Yeah, that was what I thought a few years ago, when I convinced my ex to hire a scooter (on the aforementioned trip) in Penghu, though he had sworn he’d never ride one. The thing I forgot about was the sand. Going around a turn, he braked (yeah, I know; you’re preaching to the choir) and went flipping almost in a cartwheel style across the road. I hadn’t known it was possible to have a full-blown wipeout while going 45kmph, but now I do. He had serious road rash and the clinic we took him to didn’t put any kind of lubricant on his wounds; just iodine and bandages. As I’m sure you can imagine, this caused unimaginable pain when we had to remove them. At the time, it seemed tragic, but now it’s kind of funny and karmic!

Definitely be careful if you’re going the scooter route; watch the sand and the brakes, or better yet, get a car!

how about a bike? wipeouts arent so bad then as speeds are lower (usually) and you are doing your body a favor with the work out?

Penghu’s flat and seems like it’d be good for cycling, but those winds are strong. I’d only recommend cycling there for people who bike regularly.

Here’s the website for my favorite place to stay in Penghu. It’s called the Er-Kan Village and it’s a lot quieter than Magong, and in my opinion a lot prettier. They fixed up a bunch of old houses and then converted the whole place into a b&b. The proprietors are extremely friendly and generous. My family has stayed there twice (and we’re going back at the end of June) and I have recommended the place to numerous friends. Everyone has always reported back with rave reviews.

Penghu’s flat and seems like it’d be good for cycling, but those winds are strong.

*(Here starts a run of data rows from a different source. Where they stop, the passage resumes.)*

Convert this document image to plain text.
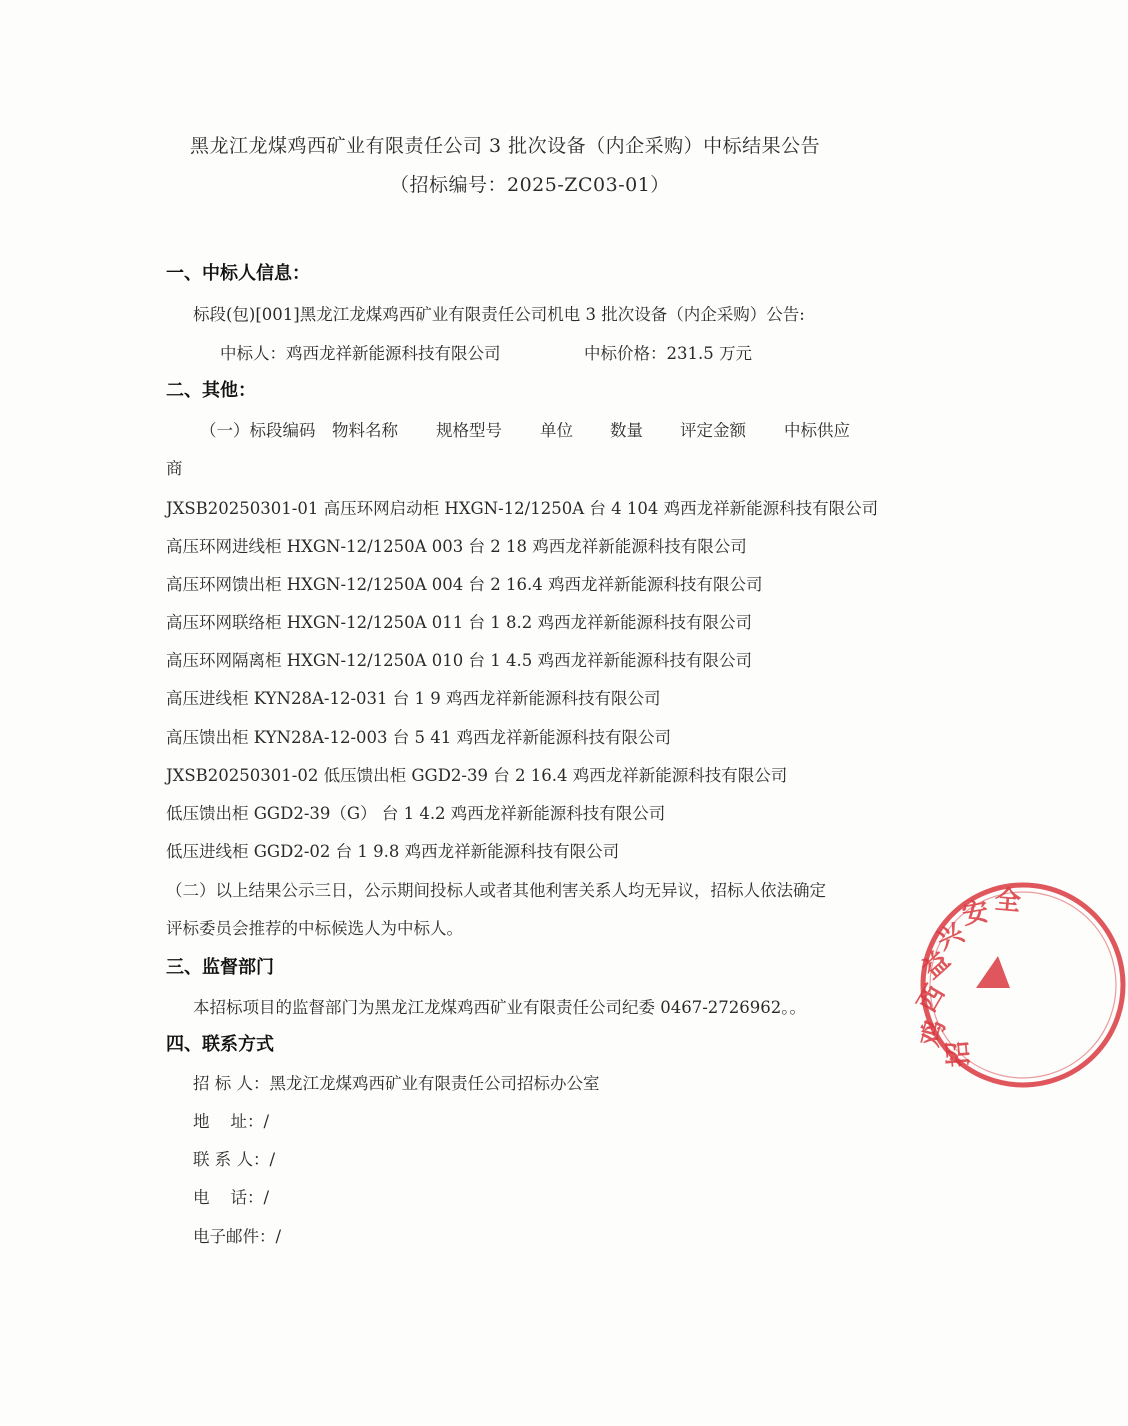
黑龙江龙煤鸡西矿业有限责任公司 3 批次设备（内企采购）中标结果公告
（招标编号：2025-ZC03-01）
一、中标人信息：
标段(包)[001]黑龙江龙煤鸡西矿业有限责任公司机电 3 批次设备（内企采购）公告:
中标人：鸡西龙祥新能源科技有限公司	中标价格：231.5 万元
二、其他：
（一）标段编码 物料名称 规格型号 单位 数量 评定金额 中标供应
商
JXSB20250301-01 高压环网启动柜 HXGN-12/1250A 台 4 104 鸡西龙祥新能源科技有限公司
高压环网进线柜 HXGN-12/1250A 003 台 2 18 鸡西龙祥新能源科技有限公司
高压环网馈出柜 HXGN-12/1250A 004 台 2 16.4 鸡西龙祥新能源科技有限公司
高压环网联络柜 HXGN-12/1250A 011 台 1 8.2 鸡西龙祥新能源科技有限公司
高压环网隔离柜 HXGN-12/1250A 010 台 1 4.5 鸡西龙祥新能源科技有限公司
高压进线柜 KYN28A-12-031 台 1 9 鸡西龙祥新能源科技有限公司
高压馈出柜 KYN28A-12-003 台 5 41 鸡西龙祥新能源科技有限公司
JXSB20250301-02 低压馈出柜 GGD2-39 台 2 16.4 鸡西龙祥新能源科技有限公司
低压馈出柜 GGD2-39（G） 台 1 4.2 鸡西龙祥新能源科技有限公司
低压进线柜 GGD2-02 台 1 9.8 鸡西龙祥新能源科技有限公司
（二）以上结果公示三日，公示期间投标人或者其他利害关系人均无异议，招标人依法确定
评标委员会推荐的中标候选人为中标人。
三、监督部门
本招标项目的监督部门为黑龙江龙煤鸡西矿业有限责任公司纪委 0467-2726962。。
四、联系方式
招 标 人：黑龙江龙煤鸡西矿业有限责任公司招标办公室
地    址：/
联 系 人：/
电    话：/
电子邮件：/
鸡
西
益
兴
安 全
招
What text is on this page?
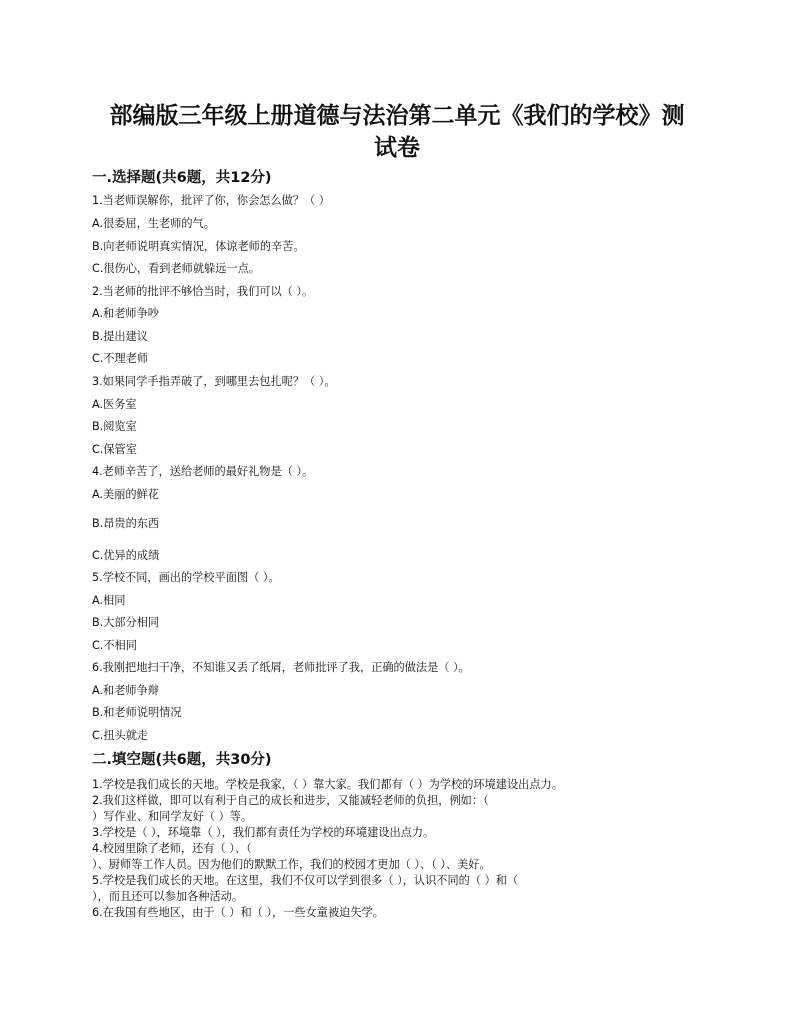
部编版三年级上册道德与法治第二单元《我们的学校》测
试卷
一.选择题(共6题，共12分)
1.当老师误解你，批评了你，你会怎么做？（ ）
A.很委屈，生老师的气。
B.向老师说明真实情况，体谅老师的辛苦。
C.很伤心，看到老师就躲远一点。
2.当老师的批评不够恰当时，我们可以（ ）。
A.和老师争吵
B.提出建议
C.不理老师
3.如果同学手指弄破了，到哪里去包扎呢？（ ）。
A.医务室
B.阅览室
C.保管室
4.老师辛苦了，送给老师的最好礼物是（ ）。
A.美丽的鲜花
B.昂贵的东西
C.优异的成绩
5.学校不同，画出的学校平面图（ ）。
A.相同
B.大部分相同
C.不相同
6.我刚把地扫干净，不知谁又丢了纸屑，老师批评了我，正确的做法是（ ）。
A.和老师争辩
B.和老师说明情况
C.扭头就走
二.填空题(共6题，共30分)
1.学校是我们成长的天地。学校是我家，（ ）靠大家。我们都有（ ）为学校的环境建设出点力。
2.我们这样做，即可以有利于自己的成长和进步，又能减轻老师的负担，例如：（
）写作业、和同学友好（ ）等。
3.学校是（ ），环境靠（ ），我们都有责任为学校的环境建设出点力。
4.校园里除了老师，还有（ ）、（
）、厨师等工作人员。因为他们的默默工作，我们的校园才更加（ ）、（ ）、美好。
5.学校是我们成长的天地。在这里，我们不仅可以学到很多（ ），认识不同的（ ）和（
），而且还可以参加各种活动。
6.在我国有些地区，由于（ ）和（ ），一些女童被迫失学。
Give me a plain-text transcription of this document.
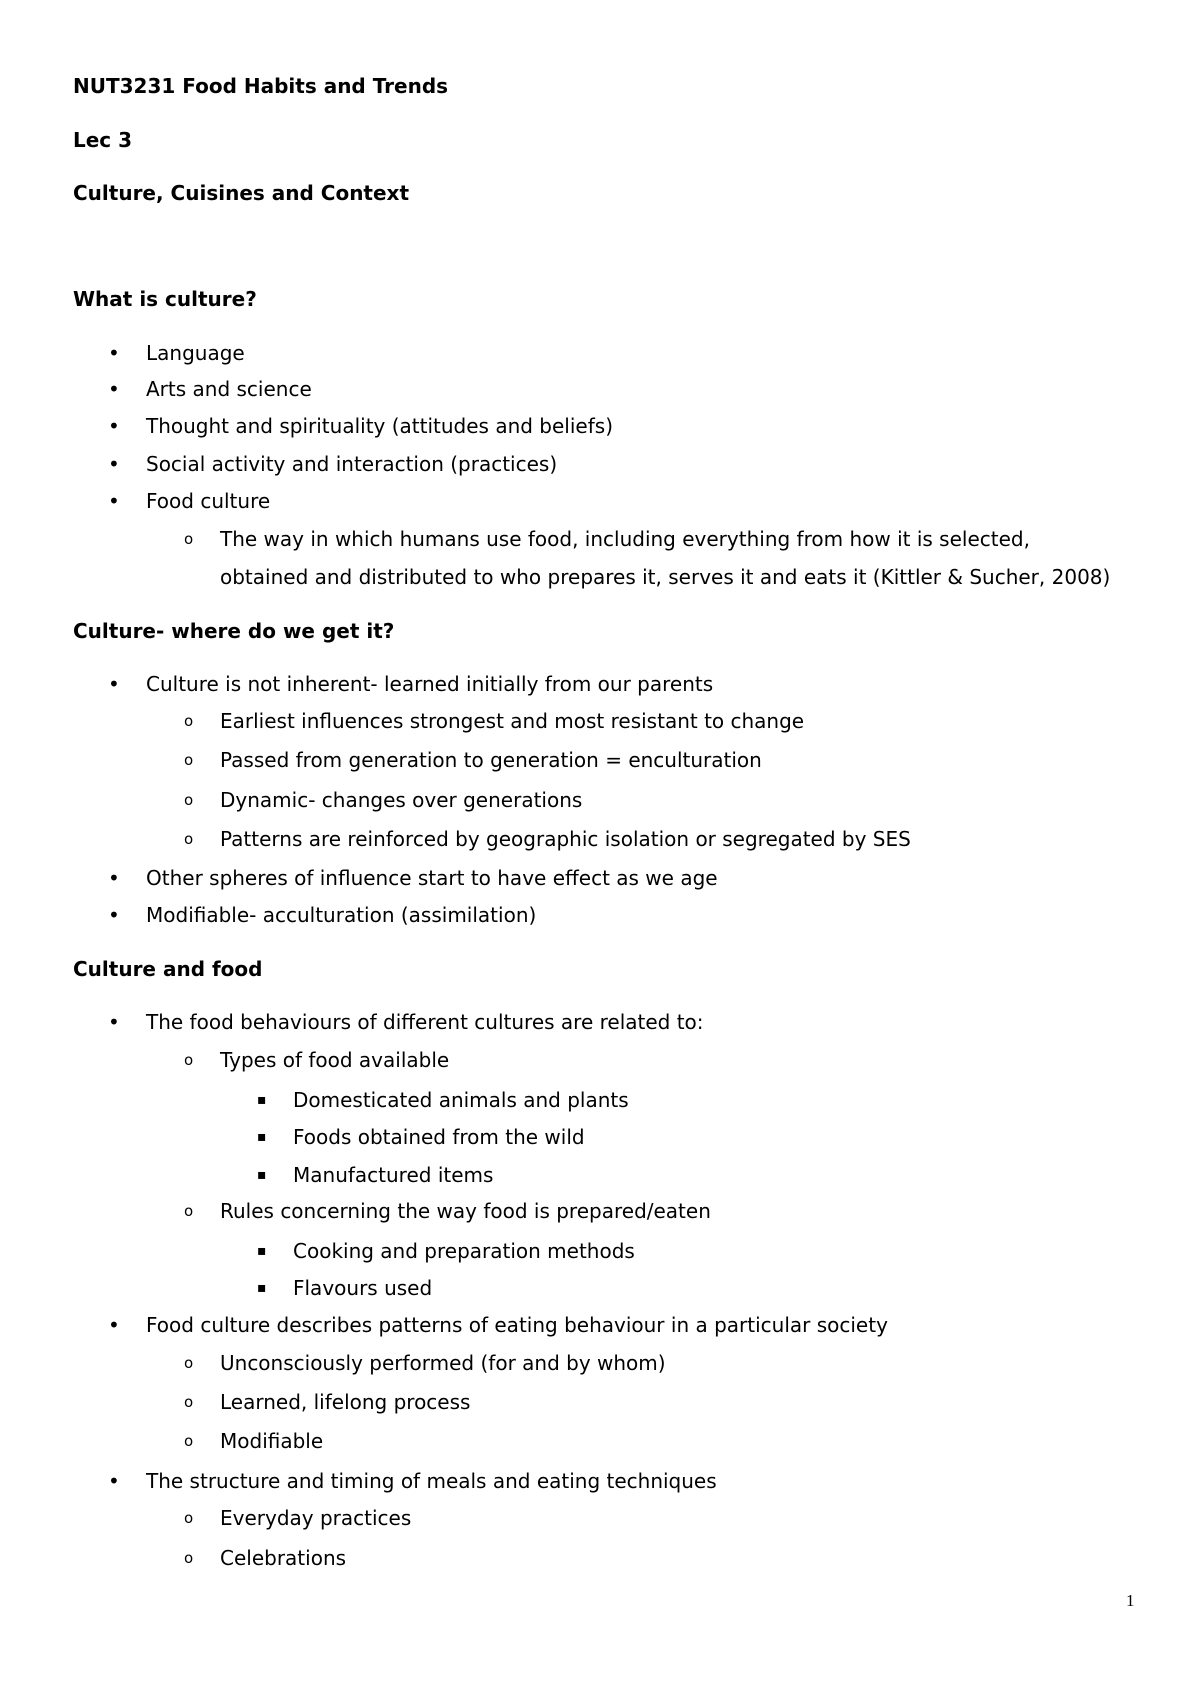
NUT3231 Food Habits and Trends
Lec 3
Culture, Cuisines and Context
What is culture?
• Language
• Arts and science
• Thought and spirituality (attitudes and beliefs)
• Social activity and interaction (practices)
• Food culture
o The way in which humans use food, including everything from how it is selected,
obtained and distributed to who prepares it, serves it and eats it (Kittler & Sucher, 2008)
Culture- where do we get it?
• Culture is not inherent- learned initially from our parents
o Earliest influences strongest and most resistant to change
o Passed from generation to generation = enculturation
o Dynamic- changes over generations
o Patterns are reinforced by geographic isolation or segregated by SES
• Other spheres of influence start to have effect as we age
• Modifiable- acculturation (assimilation)
Culture and food
• The food behaviours of different cultures are related to:
o Types of food available
▪ Domesticated animals and plants
▪ Foods obtained from the wild
▪ Manufactured items
o Rules concerning the way food is prepared/eaten
▪ Cooking and preparation methods
▪ Flavours used
• Food culture describes patterns of eating behaviour in a particular society
o Unconsciously performed (for and by whom)
o Learned, lifelong process
o Modifiable
• The structure and timing of meals and eating techniques
o Everyday practices
o Celebrations
1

I’d only recommend cycling there for people who bike regularly.[/quote]

Winds werent that bad on Penghu when I was there in April.

(I hadnt cycled for quite a long time but) on my first day I managed to cycle from Guoye to Makong (then around town to visit all the sights), then down to the southern part of the island towards Fenggui caves, and back to Guoye… I do recommend some sort of headcovering though, it was quite sunny and I ended up with quite a dark tan on my face and neck.


Are you still in penghu

Whats the air quality like on penghu from some you tube videos it looks 100% better the main land taiwan

Thanks in advanced


Gravedig!! FYI you’re replying to a 10-year-old post. That account doesn’t even exist on this forum anymore as far as I can tell. But yes, air quality in Penghu is good, there’s minimal industry and it’s one of the windiest places in the world.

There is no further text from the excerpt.